The decision may help thaw relations two weeks before China's president was due to visit Washington.
However, Geithner also tried to soothe angry U.S. lawmakers by saying he will use upcoming meetings of the Group of 20 and a U.S.-China economic summit in Beijing in May to try to get China to move.
"I believe these meetings are the best avenue for advancing U.S. interests at this time," Geithner said in a statement issued at midday on the Easter holiday weekend.
Treasury gave no indication when it will actually release the report.
The U.S. Treasury chief, who had faced rising pressure from Capitol Hill to take a stiffer line with China in the semi-annual report on April 15 by naming it a manipulator, cast the issue as one of persuading China to accept greater responsibility as a key global trade partner.
"China's inflexible exchange rate has made it difficult for other emerging-market economies to let their currencies appreciate," he said.
"A move by China to a more market-oriented exchange rate will make an essential contribution to global rebalancing." The April 15 report had been due just days after Chinese President Hu Jintao was scheduled to visit Washington for a nuclear security summit hosted by President Barack Obama.

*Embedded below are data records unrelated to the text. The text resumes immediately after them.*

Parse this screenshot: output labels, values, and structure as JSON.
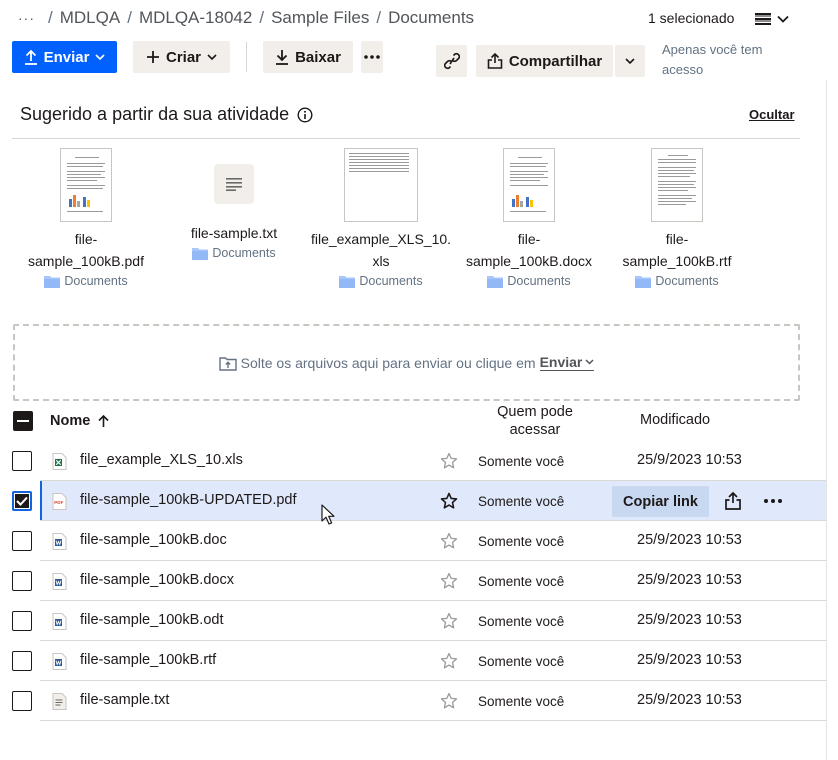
{
  "breadcrumb": {
    "more": "···",
    "items": [
      "MDLQA",
      "MDLQA-18042",
      "Sample Files"
    ],
    "current": "Documents"
  },
  "selection": {
    "count_label": "1 selecionado"
  },
  "toolbar": {
    "upload_label": "Enviar",
    "create_label": "Criar",
    "download_label": "Baixar",
    "share_label": "Compartilhar",
    "access_note": "Apenas você tem acesso"
  },
  "suggested": {
    "title": "Sugerido a partir da sua atividade",
    "hide_label": "Ocultar",
    "cards": [
      {
        "name_line1": "file-",
        "name_line2": "sample_100kB.pdf",
        "location": "Documents",
        "thumb": "pdf"
      },
      {
        "name_line1": "file-sample.txt",
        "name_line2": "",
        "location": "Documents",
        "thumb": "txt"
      },
      {
        "name_line1": "file_example_XLS_10.",
        "name_line2": "xls",
        "location": "Documents",
        "thumb": "xls"
      },
      {
        "name_line1": "file-",
        "name_line2": "sample_100kB.docx",
        "location": "Documents",
        "thumb": "docx"
      },
      {
        "name_line1": "file-",
        "name_line2": "sample_100kB.rtf",
        "location": "Documents",
        "thumb": "rtf"
      }
    ]
  },
  "dropzone": {
    "text": "Solte os arquivos aqui para enviar ou clique em",
    "link": "Enviar"
  },
  "table": {
    "col_name": "Nome",
    "col_access": "Quem pode acessar",
    "col_modified": "Modificado",
    "copy_link_label": "Copiar link",
    "rows": [
      {
        "name": "file_example_XLS_10.xls",
        "type": "xls",
        "access": "Somente você",
        "modified": "25/9/2023 10:53",
        "selected": false
      },
      {
        "name": "file-sample_100kB-UPDATED.pdf",
        "type": "pdf",
        "access": "Somente você",
        "modified": "",
        "selected": true
      },
      {
        "name": "file-sample_100kB.doc",
        "type": "doc",
        "access": "Somente você",
        "modified": "25/9/2023 10:53",
        "selected": false
      },
      {
        "name": "file-sample_100kB.docx",
        "type": "doc",
        "access": "Somente você",
        "modified": "25/9/2023 10:53",
        "selected": false
      },
      {
        "name": "file-sample_100kB.odt",
        "type": "doc",
        "access": "Somente você",
        "modified": "25/9/2023 10:53",
        "selected": false
      },
      {
        "name": "file-sample_100kB.rtf",
        "type": "doc",
        "access": "Somente você",
        "modified": "25/9/2023 10:53",
        "selected": false
      },
      {
        "name": "file-sample.txt",
        "type": "txt",
        "access": "Somente você",
        "modified": "25/9/2023 10:53",
        "selected": false
      }
    ]
  },
  "colors": {
    "primary": "#0061fe",
    "selected_row": "#dfe9fb",
    "selected_border": "#1363dd",
    "secondary_btn": "#f2efea"
  }
}
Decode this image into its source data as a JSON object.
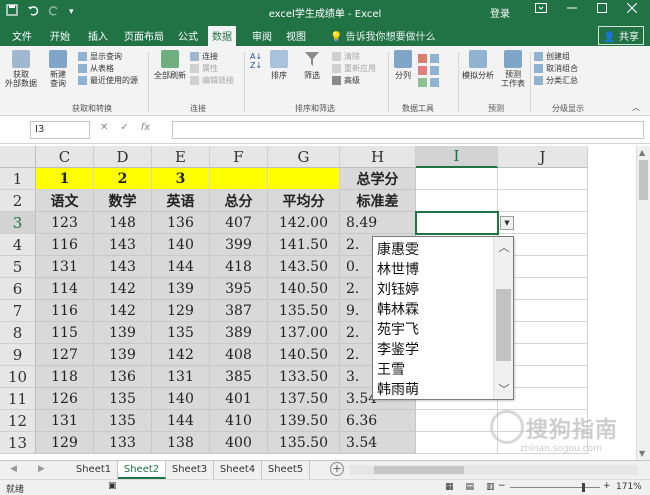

Lawmakers have stepped up demands for Treasury to brand China a manipulator, saying that Beijing deliberately keeps the value of its yuan low against the dollar to give its exporters a trade advantage that costs U.S. jobs.
Delaying the report — something that happened regularly in prior administrations — will push the decision to well after Hu's visit, avoiding an embarrassing situation that could provoke a retaliatory response from Beijing.
It also allows the Obama administration some breathing room to try to persuade Chinese officials to voluntarily allow the yuan to rise.
The yuan has been stuck at its current level of around 6.8 to the dollar since July 2008, when the financial crisis worsened, following a three-year period of gradual increases.
Geithner implied that China's current policy was unfair to others, citing Germany and Japan's efforts to spur their domestic demand while maintaining floating exchange rates.
"Surplus economies with inflexible exchange rates should contribute to high and sustained global growth and rebalancing by combining policy efforts to strengthen domestic demand with greater exchange rate flexibility," he said.
"This is especially true in China," he added, noting that China managed to come through the financial crisis that wreaked havoc on other countries' economies while maintaining a 9 percent rate of economic growth in 2009.